Use Hermes Agent with Ollama for Local AI
Run Hermes Agent with local LLMs via Ollama — fully private, no API keys, no cloud dependency.
Running Hermes with Ollama keeps everything on your machine — no API keys, no cloud costs, no data leaving your network. It's the ideal setup for privacy-conscious users or anyone who wants full control over their AI stack.
Before you start:
- ☑Hermes Agent installed
- ☑Ollama installed (ollama.com) on the same or a networked machine
- ☑Sufficient RAM: 8GB minimum for 7B models, 16GB+ recommended for 13B+ models
- ☑Optional: NVIDIA or AMD GPU for significantly faster inference
Steps
- 1
Install Ollama
curl -fsSL https://ollama.com/install.sh | sh — works on Linux and macOS
- 2
Pull a model
ollama pull hermes3 for the official Hermes 3 model, or any compatible model
- 3
Configure Hermes
Set model: provider: ollama and model: name: hermes3 in config.yaml
- 4
Set the endpoint
Ollama defaults to http://localhost:11434 — change if running on another machine
- 5
Start Hermes
hermes start — all inference runs locally with zero data leaving your machine
Pro Tips
- 💡The official Hermes 3 model ('ollama pull hermes3') is optimized for tool use and works best with Hermes Agent — start here before trying other models
- 💡For VPS deployments without a GPU, try smaller quantized models (Q4_K_M) — they run on CPU but are slower
- 💡Ollama can run on a separate powerful machine while Hermes runs on a smaller server — set 'model: baseUrl: http://your-gpu-machine:11434' in config
Troubleshooting
❌ Ollama connection refused error
✅ Check that Ollama is running: 'ollama serve'. By default it listens on localhost:11434. If running on a different machine, ensure port 11434 is open in your firewall.

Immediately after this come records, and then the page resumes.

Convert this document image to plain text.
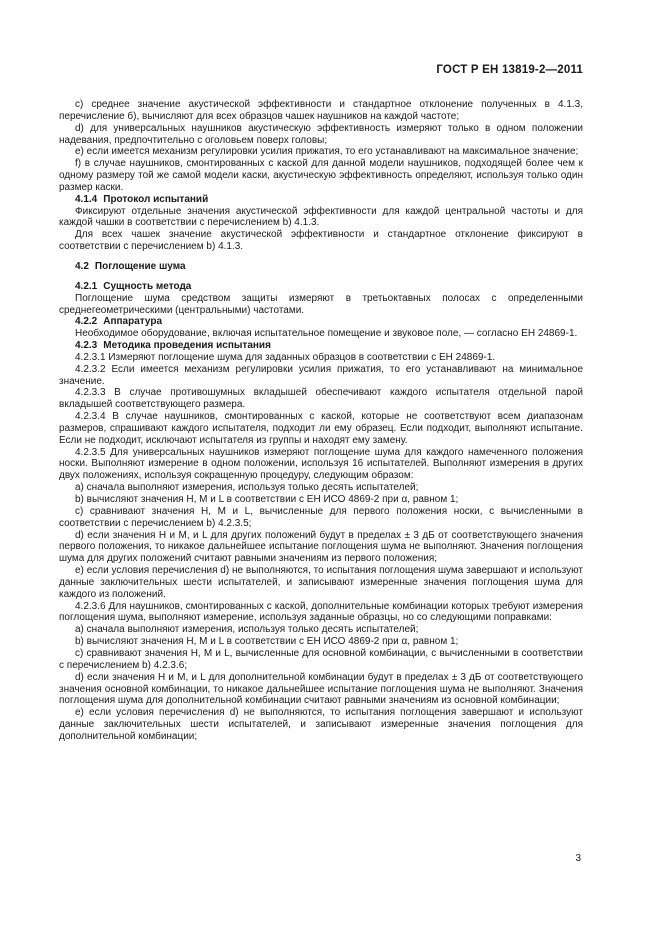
ГОСТ Р ЕН 13819-2—2011

c) среднее значение акустической эффективности и стандартное отклонение полученных в 4.1.3, перечисление б), вычисляют для всех образцов чашек наушников на каждой частоте;

d) для универсальных наушников акустическую эффективность измеряют только в одном положении надевания, предпочтительно с оголовьем поверх головы;

e) если имеется механизм регулировки усилия прижатия, то его устанавливают на максимальное значение;

f) в случае наушников, смонтированных с каской для данной модели наушников, подходящей более чем к одному размеру той же самой модели каски, акустическую эффективность определяют, используя только один размер каски.

4.1.4 Протокол испытаний

Фиксируют отдельные значения акустической эффективности для каждой центральной частоты и для каждой чашки в соответствии с перечислением b) 4.1.3.

Для всех чашек значение акустической эффективности и стандартное отклонение фиксируют в соответствии с перечислением b) 4.1.3.

4.2 Поглощение шума
4.2.1 Сущность метода

Поглощение шума средством защиты измеряют в третьоктавных полосах с определенными среднегеометрическими (центральными) частотами.

4.2.2 Аппаратура

Необходимое оборудование, включая испытательное помещение и звуковое поле, — согласно ЕН 24869-1.

4.2.3 Методика проведения испытания

4.2.3.1 Измеряют поглощение шума для заданных образцов в соответствии с ЕН 24869-1.

4.2.3.2 Если имеется механизм регулировки усилия прижатия, то его устанавливают на минимальное значение.

4.2.3.3 В случае противошумных вкладышей обеспечивают каждого испытателя отдельной парой вкладышей соответствующего размера.

4.2.3.4 В случае наушников, смонтированных с каской, которые не соответствуют всем диапазонам размеров, спрашивают каждого испытателя, подходит ли ему образец. Если подходит, выполняют испытание. Если не подходит, исключают испытателя из группы и находят ему замену.

4.2.3.5 Для универсальных наушников измеряют поглощение шума для каждого намеченного положения носки. Выполняют измерение в одном положении, используя 16 испытателей. Выполняют измерения в других двух положениях, используя сокращенную процедуру, следующим образом:

a) сначала выполняют измерения, используя только десять испытателей;

b) вычисляют значения Н, М и L в соответствии с ЕН ИСО 4869-2 при α, равном 1;

c) сравнивают значения Н, М и L, вычисленные для первого положения носки, с вычисленными в соответствии с перечислением b) 4.2.3.5;

d) если значения Н и М, и L для других положений будут в пределах ± 3 дБ от соответствующего значения первого положения, то никакое дальнейшее испытание поглощения шума не выполняют. Значения поглощения шума для других положений считают равными значениям из первого положения;

e) если условия перечисления d) не выполняются, то испытания поглощения шума завершают и используют данные заключительных шести испытателей, и записывают измеренные значения поглощения шума для каждого из положений.

4.2.3.6 Для наушников, смонтированных с каской, дополнительные комбинации которых требуют измерения поглощения шума, выполняют измерение, используя заданные образцы, но со следующими поправками:

a) сначала выполняют измерения, используя только десять испытателей;

b) вычисляют значения Н, М и L в соответствии с ЕН ИСО 4869-2 при α, равном 1;

c) сравнивают значения Н, М и L, вычисленные для основной комбинации, с вычисленными в соответствии с перечислением b) 4.2.3.6;

d) если значения Н и М, и L для дополнительной комбинации будут в пределах ± 3 дБ от соответствующего значения основной комбинации, то никакое дальнейшее испытание поглощения шума не выполняют. Значения поглощения шума для дополнительной комбинации считают равными значениям из основной комбинации;

e) если условия перечисления d) не выполняются, то испытания поглощения завершают и используют данные заключительных шести испытателей, и записывают измеренные значения поглощения для дополнительной комбинации;

3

❌ Hermes responses are extremely slow with Ollama
✅ You're likely running CPU-only inference on a model too large for your RAM. Try a smaller model ('ollama pull hermes3:7b-q4') or add a GPU to your setup.
❌ Model not found error despite pulling it
✅ Check the model name spelling: 'ollama list' shows installed models. Use the exact name shown, including any variant suffix.